Metade dos brasileiros tem conta no banco, mas só 21% poupam

Guilherme Simão - Do Portal

28/10/2013

 Arquivo Portal

Hoje, todas as cidades do país contam com algum tipo de serviço financeiro formal, dado que comprova o avanço na inclusão financeira da população na última década. Mas, mesmo com acesso a bancos, o brasileiro continua sem o hábito de poupar. A constatação está no relatório do Fundo Monetário Internacional (FMI) e do Banco Mundial, segundo o qual, em 2011, apenas 21% dos brasileiros adultos informaram ter economizado dinheiro no ano anterior. O estudo, divulgado em setembro, destaca os aspectos positivos da expansão dos serviços de finanças, mas ressalva que o Brasil ainda está longe de completar a sua agenda de inclusão financeira. Além da baixa taxa de poupança, economistas mostram preocupação com os riscos do endividamento e alertam para a necessidade de melhorar a educação financeira no país.

O relatório do FMI e do Banco Mundial sobre o acesso financeiro no Brasil aponta que 56% dos adultos brasileiros têm conta bancária. A percentagem é superior à média da América Latina (39%) e às taxas verificadas na maioria dos países emergentes, como Argentina (33%) e Peru (20%), mas menor que a da China (64%). Nos países desenvolvidos, a parcela da população com conta em bancos supera 90%. Por outro lado, o estudo enfatiza que apenas 10% dos brasileiros declararam ter guardado suas economias em bancos, enquanto países com renda per capita semelhante têm o dobro do nível de poupança formal. Como resultado, as empresas acabam sendo responsáveis por 90% da poupança do país.

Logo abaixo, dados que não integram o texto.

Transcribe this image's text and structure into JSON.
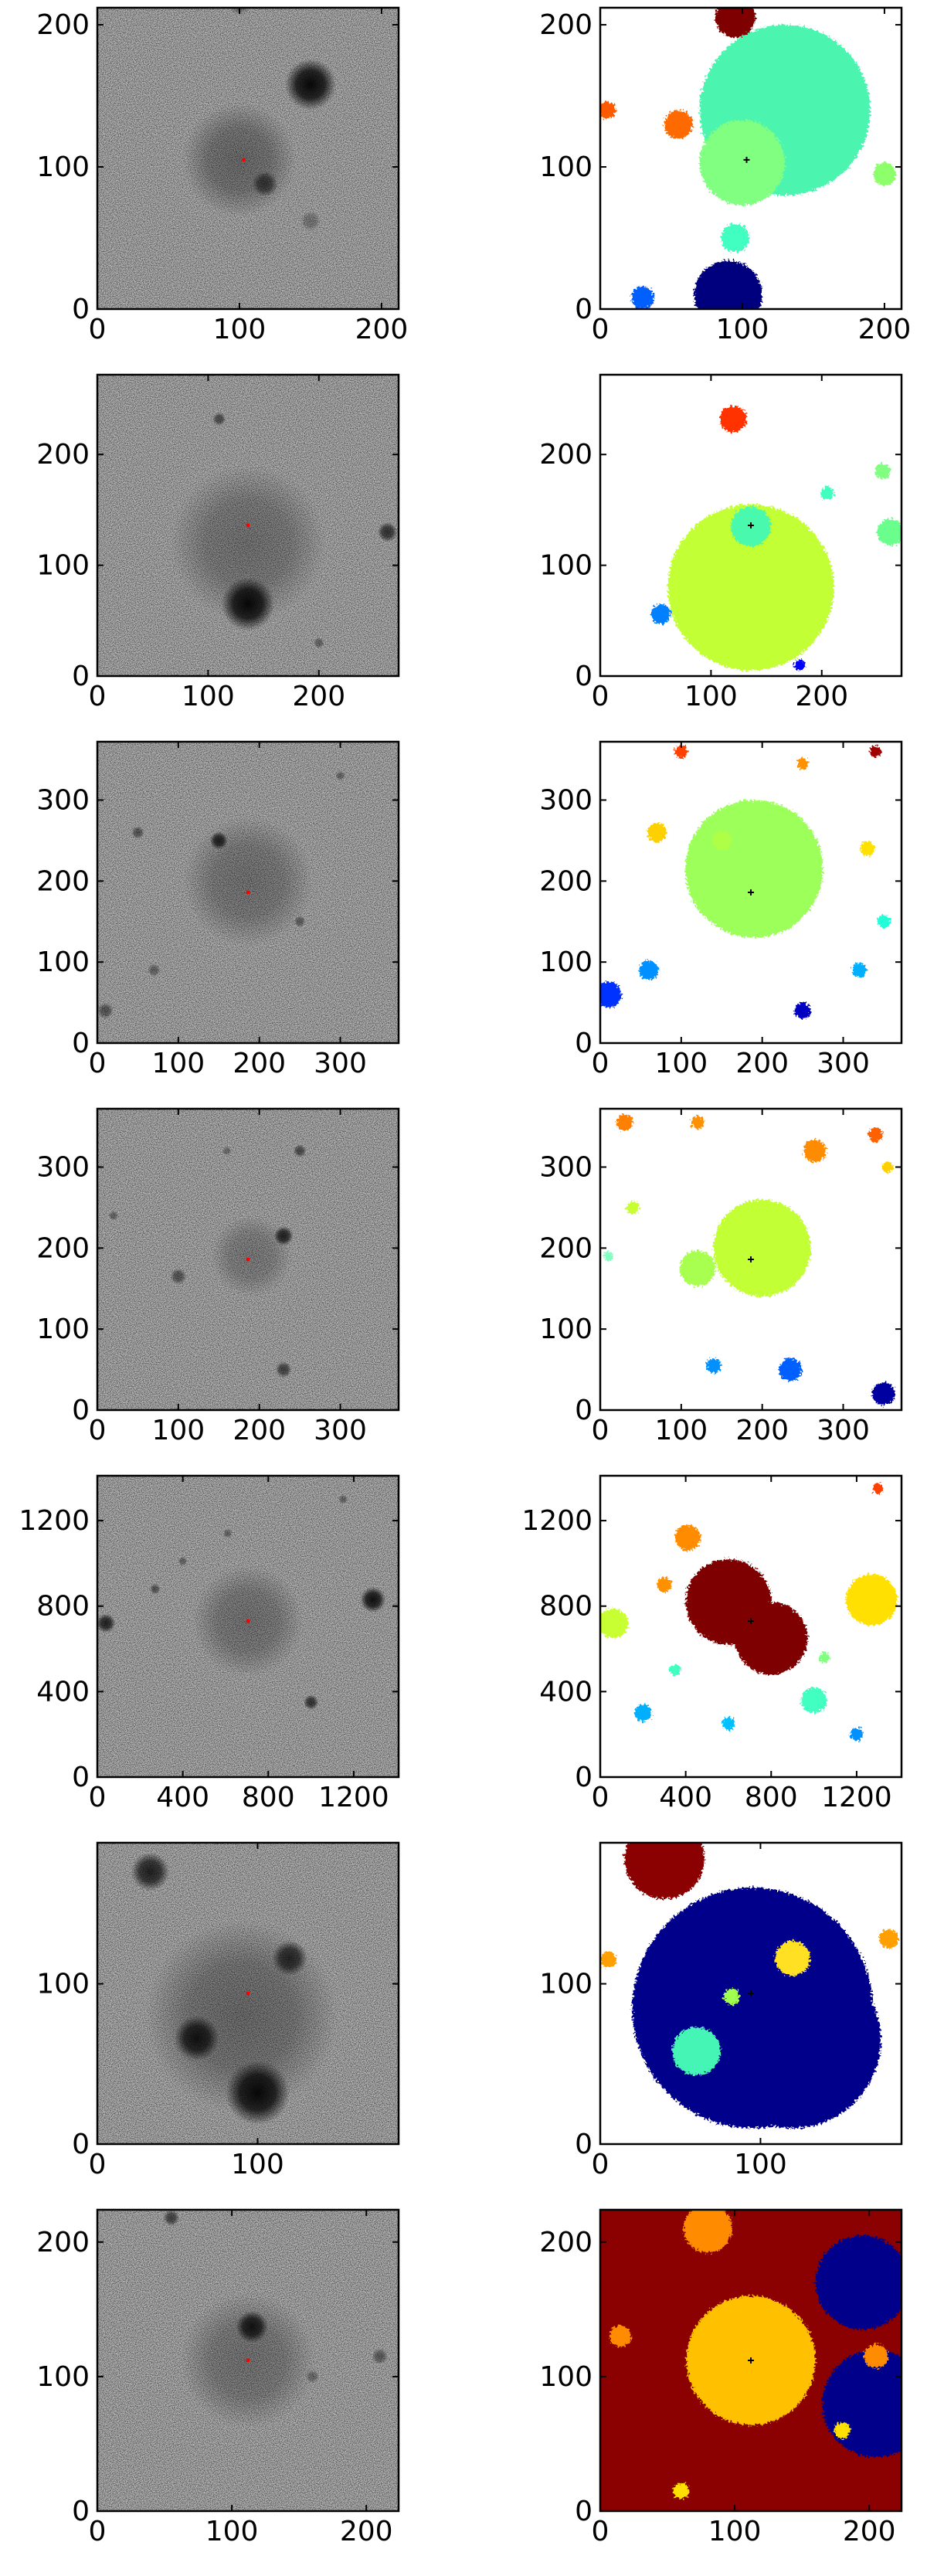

De acordo com o documento, entre os fatores que explicam os baixos níveis de poupança pessoal no Brasil estão a relativa generosidade do sistema de pensão; a facilidade de tomar crédito de consumo; e os hábitos de compras herdados do período de instabilidade de preços dos últimos anos. O estudo destaca também a falta de incentivos por parte das instituições financeiras para que o cidadão faça uma economia formal, como o custo relativamente alto e as exigências para abrir e manter contas de poupança.

Expansão do crédito e aumento da renda estimularam consumo

Segundo o professor da USP Ricardo Rocha, o consumo ficou represado durante anos no Brasil por causa da hiperinflação e da estagnação da renda da população. Com a estabilidade da econômica e a ampliação do crédito, diz Rocha, houve uma corrida às compras. O economista Danilo Garcia (foto), da Confederação Nacional da Indústria (CNI), diz que o longo período de alta inflação no Brasil, do fim da década de 1970 até a metade dos anos 1990, foi decisivo para que o nível de poupança permanecesse baixo no país:

Divulgação  — Durante esse período, a melhor opção sempre foi gastar o dinheiro o mais rápido possível, pois guardar poderia representar menor poder de compra no futuro. Essa prática ainda persiste em parte da população — diz Garcia.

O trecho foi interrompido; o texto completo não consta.